SWF, English/Spanish bilingual seeking friends for laughter, serious talks, impromptu trips to the coast, the central valley and silly-item shopping (getting lost optional), academic pursuits, patience, rollerblading, bicycling and long walks a plus. I particularly enjoy long conversations about expat life, language, families, photography and the occasional dishing on acquaintances not present. Overnights optional.
It’s that time again, folks. The great gringa diaspora continues.
I have faced this difficult transition several times already, and plainly put, it’s what happens when you have expat friends, and when you let your guard down and generar lazos (make connections with) people even though even the worst of crystal ball readers would know that it is most likely that they will one day leave.
When I tell my Chilean friends that I can’t do something “por que tengo una despedida” (because I’ve got a farewell party) they say “de soltera?” (farewell to singledom-is your friend getting married?). And I say no, “del país” (from the country). And they say, “pero vuelve, cierto“? (But they’ll be back, right?)
This idea that the main thing you say goodbye to is your bachelor days and that if you leave, you’re sure to come back are pretty telling. People in Chile love it when folks get hitched, and also really enjoy the party that goes with it. It’s also because the great proportion of Chileans that leave on their own free will have plans to one day come back.
When I had my first stint of physical therapy here in Chile after the great shoulder range of motion reduction accident of 2004, I got to talking to Marcela, my physical therapist. With my fairly limited Spanish, we’d trade anecdotes, and I learned from her, as she had a new baby, both the words for crawl and babble (gatear and balbucear, respectively). And she learned from me that I had moved to Chile and had no family here. And instead of writing it down in a small lined notebook, as I did with my new information, she looked at me, shook her head from side to side so as to make it not so, and said, “me muero, te juro que me muero” (I would die, I swear I would die).
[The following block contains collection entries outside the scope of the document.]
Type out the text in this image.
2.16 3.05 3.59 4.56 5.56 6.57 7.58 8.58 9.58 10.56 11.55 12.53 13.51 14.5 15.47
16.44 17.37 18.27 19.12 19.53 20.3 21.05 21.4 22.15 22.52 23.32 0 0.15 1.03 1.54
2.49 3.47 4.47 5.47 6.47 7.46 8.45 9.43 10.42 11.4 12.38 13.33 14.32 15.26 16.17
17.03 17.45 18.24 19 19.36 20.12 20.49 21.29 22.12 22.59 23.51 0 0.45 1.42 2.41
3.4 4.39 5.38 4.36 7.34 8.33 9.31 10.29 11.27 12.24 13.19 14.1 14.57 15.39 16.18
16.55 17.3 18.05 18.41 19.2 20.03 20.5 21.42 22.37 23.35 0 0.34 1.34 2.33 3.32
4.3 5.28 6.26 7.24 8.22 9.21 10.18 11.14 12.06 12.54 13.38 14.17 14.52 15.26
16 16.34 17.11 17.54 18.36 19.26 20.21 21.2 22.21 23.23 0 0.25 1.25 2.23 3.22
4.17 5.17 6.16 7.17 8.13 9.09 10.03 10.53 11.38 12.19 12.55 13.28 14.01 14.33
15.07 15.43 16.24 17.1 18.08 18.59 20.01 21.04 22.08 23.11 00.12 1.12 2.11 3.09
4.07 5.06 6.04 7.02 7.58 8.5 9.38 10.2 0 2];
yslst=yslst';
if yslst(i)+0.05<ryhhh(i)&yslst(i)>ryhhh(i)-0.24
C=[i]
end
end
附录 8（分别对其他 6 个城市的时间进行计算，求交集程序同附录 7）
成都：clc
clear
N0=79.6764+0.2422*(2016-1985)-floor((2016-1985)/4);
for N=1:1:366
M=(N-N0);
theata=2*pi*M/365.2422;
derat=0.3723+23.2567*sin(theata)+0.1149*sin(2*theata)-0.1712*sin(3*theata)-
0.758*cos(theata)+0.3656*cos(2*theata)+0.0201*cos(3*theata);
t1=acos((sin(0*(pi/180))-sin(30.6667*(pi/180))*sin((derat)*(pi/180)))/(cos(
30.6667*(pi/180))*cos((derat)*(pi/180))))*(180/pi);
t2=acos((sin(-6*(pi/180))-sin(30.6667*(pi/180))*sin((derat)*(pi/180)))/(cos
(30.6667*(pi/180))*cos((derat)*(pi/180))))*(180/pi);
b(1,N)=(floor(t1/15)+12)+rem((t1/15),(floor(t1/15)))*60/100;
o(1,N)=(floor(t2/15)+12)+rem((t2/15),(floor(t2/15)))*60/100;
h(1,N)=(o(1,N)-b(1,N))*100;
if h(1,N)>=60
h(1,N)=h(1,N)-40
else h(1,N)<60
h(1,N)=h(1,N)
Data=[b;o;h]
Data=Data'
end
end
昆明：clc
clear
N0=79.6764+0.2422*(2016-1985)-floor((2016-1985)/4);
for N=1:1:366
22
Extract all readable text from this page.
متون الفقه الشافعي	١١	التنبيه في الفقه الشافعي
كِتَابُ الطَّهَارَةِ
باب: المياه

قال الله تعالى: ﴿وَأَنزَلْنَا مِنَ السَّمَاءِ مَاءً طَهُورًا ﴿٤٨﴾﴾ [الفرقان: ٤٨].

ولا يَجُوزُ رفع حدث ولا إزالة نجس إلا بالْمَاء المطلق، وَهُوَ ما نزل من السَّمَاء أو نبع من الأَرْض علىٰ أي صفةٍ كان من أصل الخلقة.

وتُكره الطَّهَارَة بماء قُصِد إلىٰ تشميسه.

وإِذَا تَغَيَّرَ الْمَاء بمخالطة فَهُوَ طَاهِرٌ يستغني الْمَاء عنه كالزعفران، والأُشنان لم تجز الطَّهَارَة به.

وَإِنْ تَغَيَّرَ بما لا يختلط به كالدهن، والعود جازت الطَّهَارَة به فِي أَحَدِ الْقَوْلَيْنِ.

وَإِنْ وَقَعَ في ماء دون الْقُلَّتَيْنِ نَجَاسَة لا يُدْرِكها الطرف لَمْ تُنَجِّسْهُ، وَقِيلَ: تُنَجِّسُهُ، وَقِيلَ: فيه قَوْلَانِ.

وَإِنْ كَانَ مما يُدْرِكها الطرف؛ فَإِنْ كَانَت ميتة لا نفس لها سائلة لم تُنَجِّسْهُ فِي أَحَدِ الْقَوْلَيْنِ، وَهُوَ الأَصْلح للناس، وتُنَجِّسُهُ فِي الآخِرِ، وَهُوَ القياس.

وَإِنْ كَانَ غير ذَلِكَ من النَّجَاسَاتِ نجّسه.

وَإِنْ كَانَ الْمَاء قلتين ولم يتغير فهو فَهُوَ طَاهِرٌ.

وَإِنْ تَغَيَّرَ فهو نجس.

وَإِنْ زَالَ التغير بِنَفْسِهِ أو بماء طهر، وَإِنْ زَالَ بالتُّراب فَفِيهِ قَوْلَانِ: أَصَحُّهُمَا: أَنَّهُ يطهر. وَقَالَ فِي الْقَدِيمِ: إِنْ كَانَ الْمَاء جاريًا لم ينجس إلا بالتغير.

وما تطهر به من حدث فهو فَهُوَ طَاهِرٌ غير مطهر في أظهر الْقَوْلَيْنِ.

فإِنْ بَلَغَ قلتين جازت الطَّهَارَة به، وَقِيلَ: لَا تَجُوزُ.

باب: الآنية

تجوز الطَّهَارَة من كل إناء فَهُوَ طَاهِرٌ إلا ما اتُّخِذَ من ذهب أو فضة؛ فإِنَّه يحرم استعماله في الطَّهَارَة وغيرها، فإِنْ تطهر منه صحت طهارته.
I think this is how alot of people feel about Chile. This is where you belong. It’s where the food tastes homey and everything feels compact and correct. You don’t have your heart spread over a continent, or between continents. For the most part, your family is public transportation or car or bike or walk accessible. The butter melts on the fresh-from-the-oven marraqueta, and your mother makes the best pebre, and if you stir the nescafe and the sugar together with a small amount of water in the bottom of the cup in just the right, scrapey way before adding the rest of the water, the coffee comes out better.
People come back to Chile, they say. And many times, they do. At a friend’s recent despedida at my house, another friend of hers who is here studying, said that she’d go back to the states, to finish up her degree and then… And then I said, if you follow the pattern of many a gringo, you’ll come back here to live for a while. And we all laughed.
For a while. In general, the gringos come for a while. And this coming weekend, two of “my” gringas are leaving. I’d be lying if I said I didn’t feel pretty sad about it. A Chilena friend of mine said to me, “but you’ll see them again, you travel” (and one of them is moving close to my mother’s new house). And I said, I’m sure I’ll see them again, but to me, they belong here.
Except they don’t. They belong in Arizona and North Carolina, absorbing information, writing papers, studying and hanging out in their first language, relearning a culture that may have changed in the past oh, four or eight years since they last lived there. They will go to family weddings and hold nieces and pet old dogs and do a million things that it’s just time for them to do.
I started off this post with a jokey classified ad saying I was looking for new friends. But that’s only partially true. I have a great bunch of people here, Chilean and not, who will get lost with me and rollerblade and bike with me, and go great distances to see things that ultimately aren’t even really that interesting, and listen to my fallas gramaticales (grammar mistakes) and only correct me sometimes. And I hope they’ll understand that it’s not that I love them any less, but that I’m really going to miss these two friends, who I’ve seen through, and have seen me through (even unknowingly) some pretty important stuff.
Bon Voyage, chicas. Que les vaya bien. Y que vuelvan, aunque sea para puro visitar. Lo mas probable es que esté acá (Hope everything turns out great. Please come back, even just for a visit. I’ll probably still be here).